Cette image sanglante et la douleur imaginaire, lui donnent des frissons. Il se secoue et, pour se donner un peu de courage, il marmonne entre ses dents :

- Bon, je ne vais pas rester ici toute la journée ! Il faut que je fasse quelque chose et voir ce que renferme cette cachette.

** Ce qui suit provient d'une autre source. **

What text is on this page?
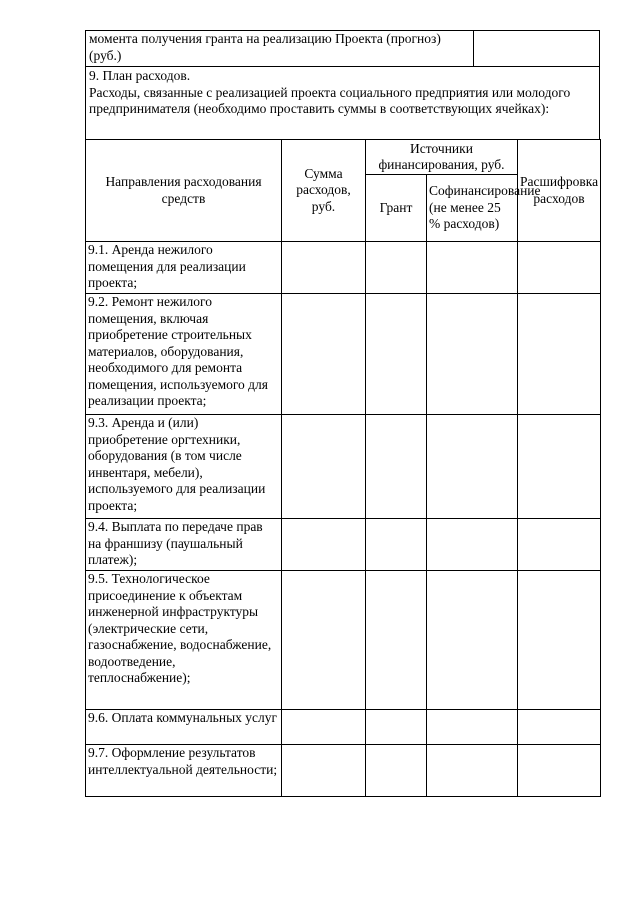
момента получения гранта на реализацию Проекта (прогноз) (руб.)
9. План расходов.
Расходы, связанные с реализацией проекта социального предприятия или молодого предпринимателя (необходимо проставить суммы в соответствующих ячейках):
Направления расходования средств	Сумма расходов, руб.	Источники финансирования, руб.		Расшифровка расходов
		Грант	Софинансирование (не менее 25 % расходов)	
9.1. Аренда нежилого помещения для реализации проекта;				
9.2. Ремонт нежилого помещения, включая приобретение строительных материалов, оборудования, необходимого для ремонта помещения, используемого для реализации проекта;				
9.3. Аренда и (или) приобретение оргтехники, оборудования (в том числе инвентаря, мебели), используемого для реализации проекта;				
9.4. Выплата по передаче прав на франшизу (паушальный платеж);				
9.5. Технологическое присоединение к объектам инженерной инфраструктуры (электрические сети, газоснабжение, водоснабжение, водоотведение, теплоснабжение);				
9.6. Оплата коммунальных услуг				
9.7. Оформление результатов интеллектуальной деятельности;				
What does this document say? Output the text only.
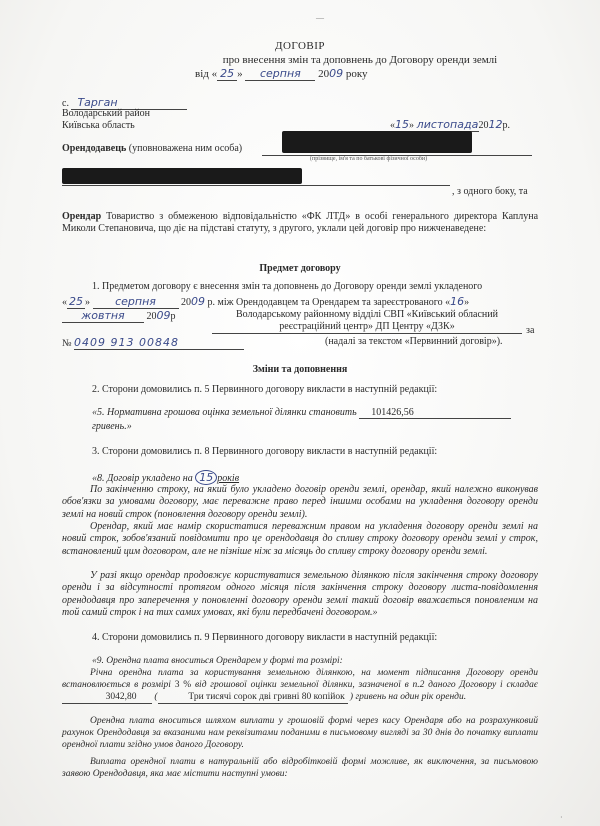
ДОГОВІР
про внесення змін та доповнень до Договору оренди землі
від « 25 » серпня 2009 року
с. Тарган
Володарський район
Київська область	«15» листопада2012р.
Орендодавець (уповноважена ним особа)
(прізвище, ім'я та по батькові фізичної особи)
, з одного боку, та
Орендар Товариство з обмеженою відповідальністю «ФК ЛТД» в особі генерального директора Каплуна Миколи Степановича, що діє на підставі статуту, з другого, уклали цей договір про нижченаведене:
Предмет договору
1. Предметом договору є внесення змін та доповнень до Договору оренди землі укладеного
« 25 » серпня	2009 р. між Орендодавцем та Орендарем та зареєстрованого «16»
жовтня 2009р	Володарському районному відділі СВП «Київський обласний реєстраційний центр» ДП Центру «ДЗК»	за
№ 0409 913 00848	(надалі за текстом «Первинний договір»).
Зміни та доповнення
2. Сторони домовились п. 5 Первинного договору викласти в наступній редакції:
«5. Нормативна грошова оцінка земельної ділянки становить 101426,56
гривень.»
3. Сторони домовились п. 8 Первинного договору викласти в наступній редакції:
«8. Договір укладено на 15 років
По закінченню строку, на який було укладено договір оренди землі, орендар, який належно виконував обов'язки за умовами договору, має переважне право перед іншими особами на укладення договору оренди землі на новий строк (поновлення договору оренди землі).
Орендар, який має намір скористатися переважним правом на укладення договору оренди землі на новий строк, зобов'язаний повідомити про це орендодавця до спливу строку договору оренди землі у строк, встановлений цим договором, але не пізніше ніж за місяць до спливу строку договору оренди землі.
У разі якщо орендар продовжує користуватися земельною ділянкою після закінчення строку договору оренди і за відсутності протягом одного місяця після закінчення строку договору листа-повідомлення орендодавця про заперечення у поновленні договору оренди землі такий договір вважається поновленим на той самий строк і на тих самих умовах, які були передбачені договором.»
4. Сторони домовились п. 9 Первинного договору викласти в наступній редакції:
«9. Орендна плата вноситься Орендарем у формі та розмірі:
Річна орендна плата за користування земельною ділянкою, на момент підписання Договору оренди встановлюється в розмірі 3 % від грошової оцінки земельної ділянки, зазначеної в п.2 даного Договору і складає 3042,80 (	Три тисячі сорок дві гривні 80 копійок ) гривень на один рік оренди.
Орендна плата вноситься шляхом виплати у грошовій формі через касу Орендаря або на розрахунковий рахунок Орендодавця за вказаними нам реквізитами поданими в письмовому вигляді за 30 днів до початку виплати орендної плати згідно умов даного Договору.
Виплата орендної плати в натуральній або відробітковій формі можливе, як виключення, за письмовою заявою Орендодавця, яка має містити наступні умови:
—
·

Sans plus tergiverser et au mépris de ce que conseillent ses héros dans leurs nombreuses aventures, il ouvre en grand le mince panneau de bois et plonge la main à l'intérieur. Tout d'abord, ses doigts ne sentent rien. Il les promène dans l'espace et, soudain, vers le bas, il sent une surface lisse. Sa petite main se referme sur l'objet et le tire à lui. C'est une boîte longue. Elle mesure environ huit centimètres de large sur vingt de long pour cinq centimètres d'épaisseur. Elle semble faite d'un bois précieux. Adrien ne voit pas bien les détails dans l'ombre, mais elle semble sculptée de différents personnages. De la nacre et des fils d'or décorent la scène. Il est impatient de savoir ce que renferme l'objet en sa possession. À quatre pattes et à reculons, il sort de sa cachette, sous l'échafaudage, en serrant sous son bras sa trouvaille... Il s'approche d'une fenêtre et, à la lumière, le garçon aventureux distingue mieux la marqueterie. C'est une scène aux champs. Les personnages sont magnifiquement représentés. Il y a là celui qui sème, d'autres qui récoltent, les femmes qui font le battage.... C'est magnifique. La nacre brille comme une lune pâle. Des minuscules bouts de nacre, par centaines, sont taillés en forme de grains de blé. Chaque tige est soulignée par un fil d'or. Le travail est minutieux de détails. Adrien devine que rien que la boîte vaut une fortune, ne serait-ce que par la perfection du travail.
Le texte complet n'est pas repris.